Sure, sometimes it means finding yourself underdressed at a super swanky rooftop restaurant in Bangkok, obliging you and your partner to charm your way past the maître d’ while shrugging off a few confused stares - but honestly?
That was a fun story to live, too.
"It’s like that aphorism you hear in filmmaking circles, “Good, Fast, Cheap - pick two of three"." For employees it's "Competent, Reliable, Pleasant". I'll let you decide which of those I'm not! (And for prospective romantic partners the saying is "Hot, Sane, Single". Again, I'll let you decide.)
Polyester is indestructible. I've been wearing the same 100% polyester football top to Partick Thistle matches for over thirty years.

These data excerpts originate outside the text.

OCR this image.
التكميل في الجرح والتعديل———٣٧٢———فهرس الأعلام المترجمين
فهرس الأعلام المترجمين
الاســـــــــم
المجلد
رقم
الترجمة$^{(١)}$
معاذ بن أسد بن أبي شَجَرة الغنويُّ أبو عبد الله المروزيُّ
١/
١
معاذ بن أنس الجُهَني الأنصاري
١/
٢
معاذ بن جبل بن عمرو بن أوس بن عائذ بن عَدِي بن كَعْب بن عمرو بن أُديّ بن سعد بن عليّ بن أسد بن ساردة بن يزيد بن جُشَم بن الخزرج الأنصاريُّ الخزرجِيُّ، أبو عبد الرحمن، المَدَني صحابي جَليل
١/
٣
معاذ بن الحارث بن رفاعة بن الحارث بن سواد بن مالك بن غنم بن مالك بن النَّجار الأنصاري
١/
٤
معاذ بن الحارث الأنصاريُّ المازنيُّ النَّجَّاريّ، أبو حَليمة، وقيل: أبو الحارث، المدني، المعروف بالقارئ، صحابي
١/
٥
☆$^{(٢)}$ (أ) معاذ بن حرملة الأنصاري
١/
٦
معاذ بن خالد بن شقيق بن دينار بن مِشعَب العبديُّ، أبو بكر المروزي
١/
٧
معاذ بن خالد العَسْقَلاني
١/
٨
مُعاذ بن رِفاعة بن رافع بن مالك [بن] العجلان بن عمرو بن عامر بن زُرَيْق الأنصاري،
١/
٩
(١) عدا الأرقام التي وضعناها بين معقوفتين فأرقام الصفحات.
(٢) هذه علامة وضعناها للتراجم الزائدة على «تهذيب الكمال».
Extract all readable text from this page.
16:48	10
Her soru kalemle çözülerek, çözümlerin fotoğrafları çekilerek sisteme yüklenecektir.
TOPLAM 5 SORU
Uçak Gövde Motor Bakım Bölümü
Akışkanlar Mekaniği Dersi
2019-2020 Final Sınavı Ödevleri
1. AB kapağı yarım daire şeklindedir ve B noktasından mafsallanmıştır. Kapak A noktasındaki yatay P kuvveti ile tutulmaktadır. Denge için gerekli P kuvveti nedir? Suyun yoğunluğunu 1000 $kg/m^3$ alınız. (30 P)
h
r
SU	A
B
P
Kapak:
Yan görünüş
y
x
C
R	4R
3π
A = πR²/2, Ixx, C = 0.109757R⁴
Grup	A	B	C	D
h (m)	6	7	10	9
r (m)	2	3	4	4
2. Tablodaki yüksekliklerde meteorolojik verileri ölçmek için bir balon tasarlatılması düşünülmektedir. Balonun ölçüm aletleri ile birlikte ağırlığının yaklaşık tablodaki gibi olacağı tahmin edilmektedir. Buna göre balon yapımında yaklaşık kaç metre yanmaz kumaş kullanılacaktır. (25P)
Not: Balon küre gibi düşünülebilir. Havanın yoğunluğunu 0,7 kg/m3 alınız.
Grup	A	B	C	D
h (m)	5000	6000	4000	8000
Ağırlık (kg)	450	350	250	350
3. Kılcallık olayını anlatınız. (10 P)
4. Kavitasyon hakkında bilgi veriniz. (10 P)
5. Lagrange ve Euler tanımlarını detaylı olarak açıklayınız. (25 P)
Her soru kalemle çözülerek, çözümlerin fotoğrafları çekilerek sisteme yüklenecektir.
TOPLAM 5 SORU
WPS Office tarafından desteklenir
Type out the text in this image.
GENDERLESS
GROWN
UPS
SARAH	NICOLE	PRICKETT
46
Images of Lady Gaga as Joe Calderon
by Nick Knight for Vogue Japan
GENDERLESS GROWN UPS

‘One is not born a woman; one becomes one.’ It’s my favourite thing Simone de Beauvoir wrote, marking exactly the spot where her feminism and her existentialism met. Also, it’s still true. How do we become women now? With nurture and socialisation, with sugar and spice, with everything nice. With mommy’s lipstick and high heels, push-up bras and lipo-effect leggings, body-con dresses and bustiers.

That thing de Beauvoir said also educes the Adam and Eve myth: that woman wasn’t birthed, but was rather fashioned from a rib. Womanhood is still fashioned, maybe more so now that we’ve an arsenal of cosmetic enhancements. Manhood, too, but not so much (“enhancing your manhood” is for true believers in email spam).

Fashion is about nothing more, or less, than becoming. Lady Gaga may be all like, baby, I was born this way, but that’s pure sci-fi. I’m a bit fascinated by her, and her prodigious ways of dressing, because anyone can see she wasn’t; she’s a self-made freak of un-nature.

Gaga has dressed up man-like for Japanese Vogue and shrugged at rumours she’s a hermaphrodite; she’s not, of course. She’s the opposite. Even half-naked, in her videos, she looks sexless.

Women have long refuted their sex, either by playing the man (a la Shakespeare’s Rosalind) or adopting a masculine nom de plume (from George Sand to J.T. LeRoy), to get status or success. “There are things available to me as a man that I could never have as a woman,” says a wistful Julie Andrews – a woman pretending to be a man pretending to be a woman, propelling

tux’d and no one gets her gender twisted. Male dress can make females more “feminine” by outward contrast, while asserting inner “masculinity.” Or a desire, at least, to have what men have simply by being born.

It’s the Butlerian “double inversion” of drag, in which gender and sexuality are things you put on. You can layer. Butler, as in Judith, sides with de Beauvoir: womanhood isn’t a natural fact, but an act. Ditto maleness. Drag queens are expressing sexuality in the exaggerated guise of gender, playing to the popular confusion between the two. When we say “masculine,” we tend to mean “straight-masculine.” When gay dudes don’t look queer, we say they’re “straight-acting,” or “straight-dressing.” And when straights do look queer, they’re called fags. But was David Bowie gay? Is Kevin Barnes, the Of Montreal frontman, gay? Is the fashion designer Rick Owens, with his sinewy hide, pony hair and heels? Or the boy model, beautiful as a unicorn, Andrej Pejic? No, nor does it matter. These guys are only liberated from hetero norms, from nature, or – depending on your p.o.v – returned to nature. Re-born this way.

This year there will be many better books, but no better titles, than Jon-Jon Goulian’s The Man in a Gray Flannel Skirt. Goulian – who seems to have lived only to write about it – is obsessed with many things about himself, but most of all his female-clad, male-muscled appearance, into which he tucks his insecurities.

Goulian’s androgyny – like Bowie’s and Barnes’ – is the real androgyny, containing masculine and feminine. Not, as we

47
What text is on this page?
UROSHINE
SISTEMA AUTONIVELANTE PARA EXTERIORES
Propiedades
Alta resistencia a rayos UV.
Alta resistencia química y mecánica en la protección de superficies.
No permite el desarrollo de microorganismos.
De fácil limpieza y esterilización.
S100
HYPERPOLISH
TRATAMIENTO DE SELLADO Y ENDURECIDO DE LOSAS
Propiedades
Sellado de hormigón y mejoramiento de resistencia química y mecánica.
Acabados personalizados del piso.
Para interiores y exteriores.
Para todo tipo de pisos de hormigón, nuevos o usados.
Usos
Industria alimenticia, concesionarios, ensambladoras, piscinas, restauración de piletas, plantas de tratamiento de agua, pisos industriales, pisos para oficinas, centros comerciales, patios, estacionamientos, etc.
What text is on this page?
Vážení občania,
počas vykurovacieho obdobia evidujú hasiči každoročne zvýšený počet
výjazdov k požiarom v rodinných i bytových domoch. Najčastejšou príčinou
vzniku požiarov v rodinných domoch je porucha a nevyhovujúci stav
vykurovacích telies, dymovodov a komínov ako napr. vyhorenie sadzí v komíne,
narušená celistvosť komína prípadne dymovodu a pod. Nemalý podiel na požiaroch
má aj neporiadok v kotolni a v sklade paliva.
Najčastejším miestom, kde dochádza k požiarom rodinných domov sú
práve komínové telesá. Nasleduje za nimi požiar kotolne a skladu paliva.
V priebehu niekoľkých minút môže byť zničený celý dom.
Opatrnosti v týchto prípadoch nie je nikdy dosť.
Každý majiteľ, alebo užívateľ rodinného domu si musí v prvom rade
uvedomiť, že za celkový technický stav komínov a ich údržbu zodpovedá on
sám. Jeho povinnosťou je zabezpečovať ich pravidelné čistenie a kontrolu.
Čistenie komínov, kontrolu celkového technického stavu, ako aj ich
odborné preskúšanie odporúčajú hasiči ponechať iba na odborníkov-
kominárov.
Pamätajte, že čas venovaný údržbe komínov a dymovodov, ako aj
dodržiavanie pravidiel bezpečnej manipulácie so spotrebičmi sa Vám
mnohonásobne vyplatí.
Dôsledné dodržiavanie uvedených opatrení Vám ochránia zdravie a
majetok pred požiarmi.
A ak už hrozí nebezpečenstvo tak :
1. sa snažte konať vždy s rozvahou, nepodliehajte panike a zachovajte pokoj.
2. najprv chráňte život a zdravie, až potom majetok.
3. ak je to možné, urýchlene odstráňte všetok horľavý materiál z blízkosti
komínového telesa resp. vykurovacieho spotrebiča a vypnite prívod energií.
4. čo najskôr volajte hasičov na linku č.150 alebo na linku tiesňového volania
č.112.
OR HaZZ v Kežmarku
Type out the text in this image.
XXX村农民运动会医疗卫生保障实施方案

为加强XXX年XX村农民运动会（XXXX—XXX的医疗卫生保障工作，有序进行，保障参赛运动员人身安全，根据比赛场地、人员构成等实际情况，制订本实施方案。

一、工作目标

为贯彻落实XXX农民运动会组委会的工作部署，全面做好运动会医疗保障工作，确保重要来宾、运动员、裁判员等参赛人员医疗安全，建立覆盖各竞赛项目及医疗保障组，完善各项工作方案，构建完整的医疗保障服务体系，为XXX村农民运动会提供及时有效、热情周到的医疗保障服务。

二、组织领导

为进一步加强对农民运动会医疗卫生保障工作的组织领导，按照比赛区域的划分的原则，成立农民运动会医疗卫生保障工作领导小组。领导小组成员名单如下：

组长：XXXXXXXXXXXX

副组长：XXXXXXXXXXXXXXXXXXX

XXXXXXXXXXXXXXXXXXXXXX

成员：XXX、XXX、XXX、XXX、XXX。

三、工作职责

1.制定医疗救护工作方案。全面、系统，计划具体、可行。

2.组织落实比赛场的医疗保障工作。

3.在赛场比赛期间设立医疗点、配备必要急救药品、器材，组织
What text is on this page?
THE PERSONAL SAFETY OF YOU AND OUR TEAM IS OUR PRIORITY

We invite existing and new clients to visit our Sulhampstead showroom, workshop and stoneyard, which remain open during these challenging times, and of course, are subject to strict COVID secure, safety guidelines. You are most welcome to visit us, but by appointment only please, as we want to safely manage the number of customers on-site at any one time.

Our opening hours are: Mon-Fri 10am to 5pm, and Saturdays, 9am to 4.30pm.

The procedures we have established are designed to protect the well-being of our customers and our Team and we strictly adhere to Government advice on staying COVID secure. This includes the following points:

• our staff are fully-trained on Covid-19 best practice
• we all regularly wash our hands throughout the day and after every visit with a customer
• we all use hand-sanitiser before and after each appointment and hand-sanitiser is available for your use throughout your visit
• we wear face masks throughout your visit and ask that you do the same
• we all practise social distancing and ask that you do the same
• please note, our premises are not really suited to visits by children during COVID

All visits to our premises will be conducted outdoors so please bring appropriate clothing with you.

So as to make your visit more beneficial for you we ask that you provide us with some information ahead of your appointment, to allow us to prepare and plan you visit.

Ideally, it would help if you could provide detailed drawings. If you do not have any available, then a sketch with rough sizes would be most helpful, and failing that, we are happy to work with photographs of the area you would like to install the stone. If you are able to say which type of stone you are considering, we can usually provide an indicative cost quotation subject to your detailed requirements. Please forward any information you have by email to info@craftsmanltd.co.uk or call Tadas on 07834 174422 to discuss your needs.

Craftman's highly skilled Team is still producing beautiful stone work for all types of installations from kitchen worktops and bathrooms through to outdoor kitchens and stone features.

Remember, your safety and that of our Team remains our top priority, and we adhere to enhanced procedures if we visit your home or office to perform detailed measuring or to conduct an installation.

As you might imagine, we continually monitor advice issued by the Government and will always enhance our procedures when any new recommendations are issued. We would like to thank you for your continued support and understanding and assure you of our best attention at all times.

Other than a couple of holes caused by sparks from a campfire, it's as new. It's one of the reasons there was such a huge market for 90s football shirts during and after covid (I saw mine on sale for £200) - they last forever and nobody throws away a football shirt.
Ordering more merino (my t-shirts are fine, but socks and underwear don't last as long) is actually on my list of things to do this week. I've heard good things about bamboo though. Any thoughts?
“Owning less creates more space in my life.” 💯💯💯💯 thank you for this super educational post, Michael!!! I’m curious if there are any merino wool brands you’d recommend? specifically ones you can purchase from online in north america? 😅 would love to start building a proper capsule wardrobe before I jet set off again!